Clinical trials in medical research are another area where statistical notions play a crucial inferential role. John H. Park (2022) examines some of these uses, identifying places where misinterpretations of the results of clinical studies have arisen in analysis of a number of concrete examples. Park begins by describing some of the sociological features that may cause biases that contribute to faulty inferences. The author shows that despite the presence of preregistration criteria, the discussion of results may ultimately disregard some of their implications. Potential problems thus go beyond the mere practice of preregistration, but also include non adherence to the preregistered protocols at the end of the trial process and interpretation of results. To temper some of these problems, he suggests that an application of severity testing should be used, namely, by instituting tests that are “As Severe as Reasonably Possible” (ASARP). He argues that the inclusion of ASARP testing in the protocol would make it clearer to practitioners that there are multiple features to be taken into account in statistical inferences, in essence arguing for a more holistic understanding of statistical methods in medical analyses.

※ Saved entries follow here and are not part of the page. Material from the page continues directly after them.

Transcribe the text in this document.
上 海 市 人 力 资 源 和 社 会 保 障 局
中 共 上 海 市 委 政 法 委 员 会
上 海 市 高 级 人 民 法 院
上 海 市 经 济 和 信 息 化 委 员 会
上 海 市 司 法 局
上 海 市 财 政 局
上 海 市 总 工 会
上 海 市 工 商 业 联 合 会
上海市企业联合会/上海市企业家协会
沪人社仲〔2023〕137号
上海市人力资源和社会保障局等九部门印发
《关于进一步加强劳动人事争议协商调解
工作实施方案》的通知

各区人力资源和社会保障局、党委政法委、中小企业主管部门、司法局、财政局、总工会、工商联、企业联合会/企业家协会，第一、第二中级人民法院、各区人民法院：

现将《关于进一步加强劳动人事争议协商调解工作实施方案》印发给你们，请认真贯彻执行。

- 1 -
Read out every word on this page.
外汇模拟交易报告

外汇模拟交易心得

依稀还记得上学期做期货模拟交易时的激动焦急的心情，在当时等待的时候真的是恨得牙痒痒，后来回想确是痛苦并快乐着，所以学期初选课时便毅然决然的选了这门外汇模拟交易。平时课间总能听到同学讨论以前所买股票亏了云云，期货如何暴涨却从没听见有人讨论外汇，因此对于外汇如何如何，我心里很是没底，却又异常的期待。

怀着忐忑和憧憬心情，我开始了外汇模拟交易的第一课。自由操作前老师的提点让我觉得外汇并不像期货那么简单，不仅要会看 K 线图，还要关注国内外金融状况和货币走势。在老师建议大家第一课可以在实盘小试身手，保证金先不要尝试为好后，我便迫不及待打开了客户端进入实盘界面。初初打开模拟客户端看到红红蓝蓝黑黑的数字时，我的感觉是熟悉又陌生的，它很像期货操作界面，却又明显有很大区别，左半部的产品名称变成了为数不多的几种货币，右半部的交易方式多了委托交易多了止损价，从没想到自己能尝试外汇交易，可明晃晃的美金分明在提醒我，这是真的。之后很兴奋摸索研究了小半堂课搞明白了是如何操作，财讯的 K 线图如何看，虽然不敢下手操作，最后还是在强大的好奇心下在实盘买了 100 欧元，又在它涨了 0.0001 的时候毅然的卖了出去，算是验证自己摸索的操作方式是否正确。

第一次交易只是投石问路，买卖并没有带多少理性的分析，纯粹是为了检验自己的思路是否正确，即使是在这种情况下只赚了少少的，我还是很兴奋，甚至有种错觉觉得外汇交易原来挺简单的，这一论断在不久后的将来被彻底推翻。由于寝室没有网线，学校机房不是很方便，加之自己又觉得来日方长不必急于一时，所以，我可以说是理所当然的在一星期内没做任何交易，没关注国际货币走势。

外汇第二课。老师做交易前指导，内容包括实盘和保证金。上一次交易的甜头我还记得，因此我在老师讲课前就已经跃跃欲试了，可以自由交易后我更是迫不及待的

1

Advancements in machine learning (ML), especially using deep learning techniques, have enabled algorithms to compete with human benchmarks on various tasks. ML models have become ubiquitous in both the private and public sectors of modern society. However, such models are often opaque and black-boxed in the sense that the ever-increasing complexity of these algorithms effectively shields humans from understanding how and why they work. Accordingly, a subdiscipline of computer and data science known as “interpretable machine learning” (IML) or “explainable artificial intelligence” has emerged. The idea is that IML algorithms can help identify the main factors powering ML-based statistical inference. In his contribution, David S. Watson (2022) argues that there are three conceptual challenges facing IML, namely, such algorithms “are plagued by (1) ambiguity with respect to their true target; (2) a disregard for error rates and severe testing; and (3) an emphasis on product over process” (65). He grounds the discussion in epistemology and philosophy of science, cautioning that greater care must be taken to understand the conceptual foundations of IML so that future work in this area doesn’t repeat the same mistakes.